Question

Formaldehyde polymerizes to form glucose according to the reaction $6HCHO\rightleftharpoons {{C}_{6}}{{H}_{12}}{{O}_{6}}$ The theoretically computed equilibrium constant for this reaction is found to be $6\times {{10}^{22}}$ If $1\, M$ solution of glucose dissociates according to the above equilibrium, the concentration of formaldehyde in the solution will be

• A. $1.6\times {{10}^{-2}}M$
• B. $1.6\times {{10}^{-4}}M$
• C. $1.6\times {{10}^{-6}}M$
• D. $1.6\times {{10}^{-8}}M$

Answer 1

Answer: (B)

$1.6\times {{10}^{-4}}M$

Answer 2

A very high value of $K$ for the given equilibrium shows that dissociation of glucose to form HCHO is very-very small.
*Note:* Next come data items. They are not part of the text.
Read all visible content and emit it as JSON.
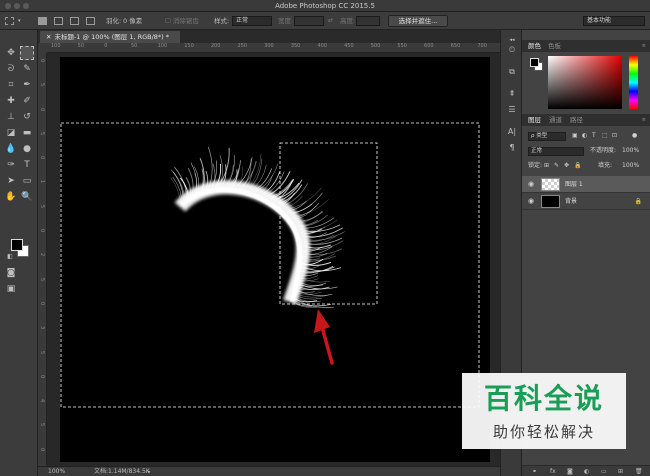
{
  "app": {
    "title": "Adobe Photoshop CC 2015.5"
  },
  "options_bar": {
    "feather_label": "羽化:",
    "feather_value": "0 像素",
    "antialias_label": "消除锯齿",
    "style_label": "样式:",
    "style_value": "正常",
    "width_label": "宽度:",
    "height_label": "高度:",
    "select_mask_button": "选择并遮住...",
    "workspace_value": "基本功能"
  },
  "document": {
    "tab_label": "未标题-1 @ 100% (图层 1, RGB/8*) *",
    "zoom": "100%",
    "doc_info": "文档:1.14M/834.5K"
  },
  "rulers": {
    "h_ticks": [
      "100",
      "50",
      "0",
      "50",
      "100",
      "150",
      "200",
      "250",
      "300",
      "350",
      "400",
      "450",
      "500",
      "550",
      "600",
      "650",
      "700"
    ],
    "v_ticks": [
      "0",
      "5",
      "0",
      "5",
      "0",
      "1",
      "5",
      "0",
      "2",
      "5",
      "0",
      "3",
      "5",
      "0",
      "4",
      "5",
      "0"
    ]
  },
  "panels": {
    "color_tabs": [
      "颜色",
      "色板"
    ],
    "layers_tabs": [
      "图层",
      "通道",
      "路径"
    ],
    "filter_label": "ρ 类型",
    "blend_mode": "正常",
    "opacity_label": "不透明度:",
    "opacity_value": "100%",
    "lock_label": "锁定:",
    "fill_label": "填充:",
    "fill_value": "100%",
    "layers": [
      {
        "name": "图层 1",
        "selected": true
      },
      {
        "name": "背景",
        "locked": true
      }
    ],
    "bottom_icons": [
      "fx"
    ]
  },
  "watermark": {
    "title": "百科全说",
    "subtitle": "助你轻松解决"
  },
  "colors": {
    "canvas_bg": "#000000",
    "selection": "#ffffff",
    "arrow": "#c8161d",
    "brand_green": "#1a9d56"
  }
}
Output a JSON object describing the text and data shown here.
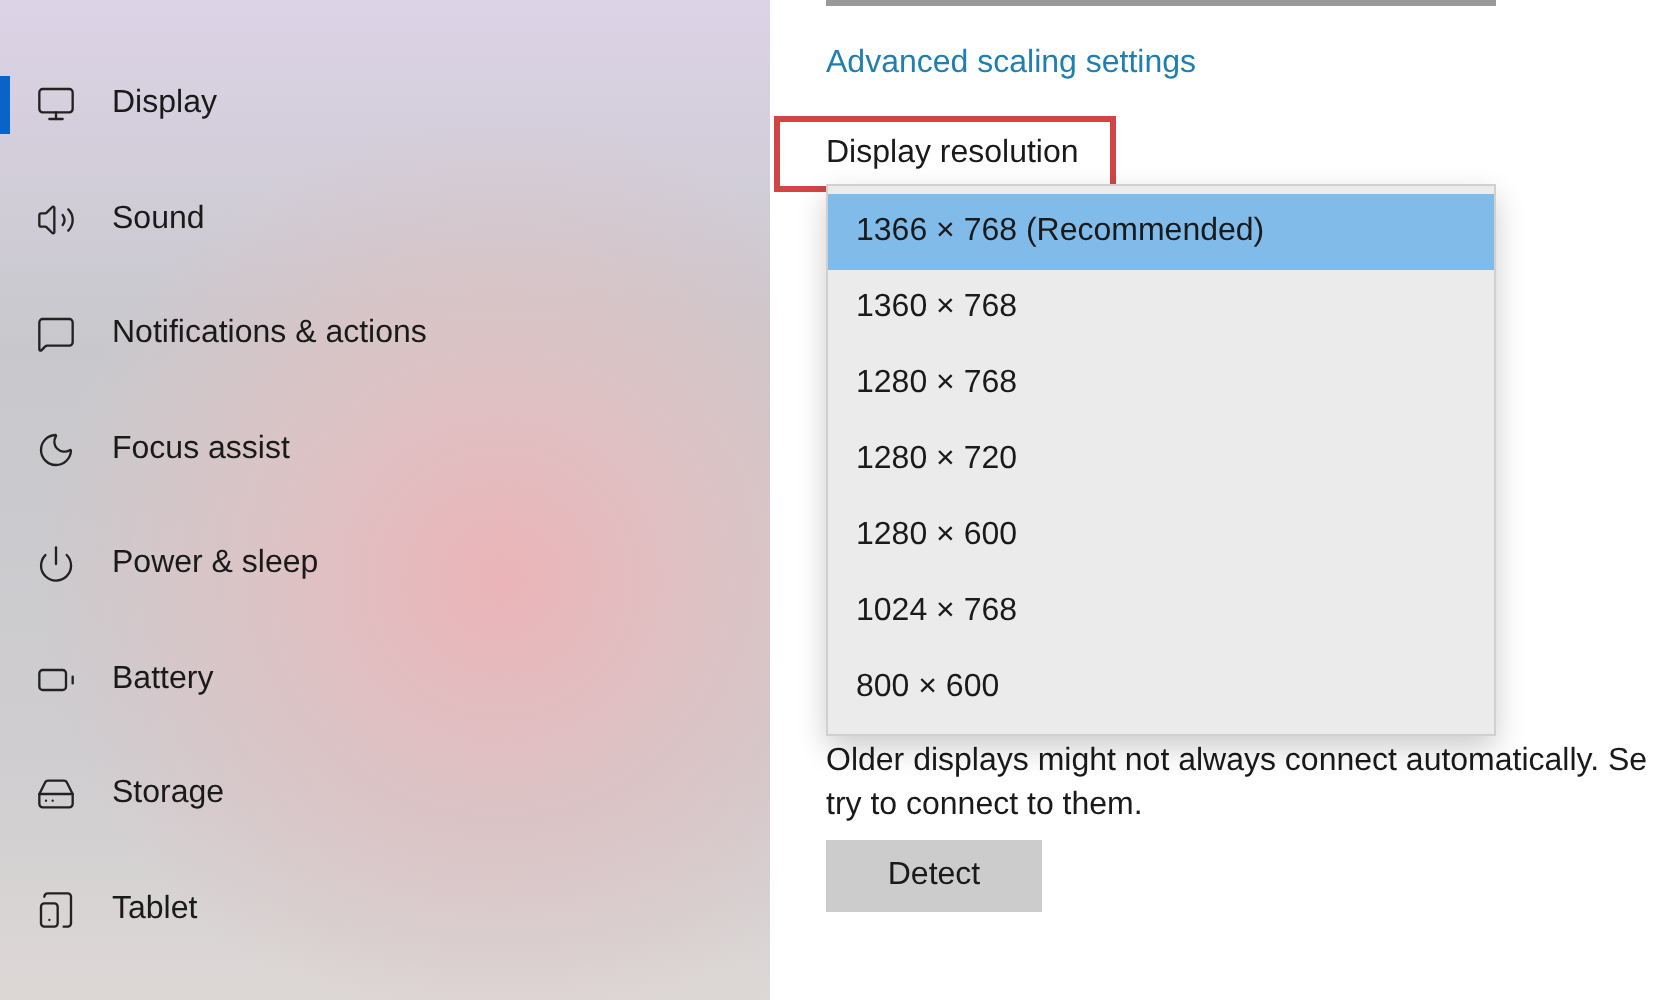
{
  "sidebar": {
    "items": [
      {
        "label": "Display",
        "selected": true
      },
      {
        "label": "Sound",
        "selected": false
      },
      {
        "label": "Notifications & actions",
        "selected": false
      },
      {
        "label": "Focus assist",
        "selected": false
      },
      {
        "label": "Power & sleep",
        "selected": false
      },
      {
        "label": "Battery",
        "selected": false
      },
      {
        "label": "Storage",
        "selected": false
      },
      {
        "label": "Tablet",
        "selected": false
      }
    ]
  },
  "content": {
    "scaling_link": "Advanced scaling settings",
    "resolution_heading": {
      "label": "Display resolution",
      "highlighted": true
    },
    "resolution_options": [
      {
        "label": "1366 × 768 (Recommended)",
        "selected": true
      },
      {
        "label": "1360 × 768",
        "selected": false
      },
      {
        "label": "1280 × 768",
        "selected": false
      },
      {
        "label": "1280 × 720",
        "selected": false
      },
      {
        "label": "1280 × 600",
        "selected": false
      },
      {
        "label": "1024 × 768",
        "selected": false
      },
      {
        "label": "800 × 600",
        "selected": false
      }
    ],
    "description_line_1": "Older displays might not always connect automatically. Se",
    "description_line_2": "try to connect to them.",
    "detect_button": "Detect"
  }
}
Hence, at equilibrium, we can take, $\left[ C _{6} H _{12} O _{6}\right] =1 M$ $K =\frac{\left[ C _{6} H _{12} O _{ c }\right]}{[ HCHO ]^{6}}$ ie, $6 \times 10^{22}=\frac{1}{[ HCHO ]^{6}}$ or $[ HCHO ] =\left(\frac{1}{6 \times 10^{22}}\right)^{1 / 6}$ $=1.6 \times 10^{-4} M$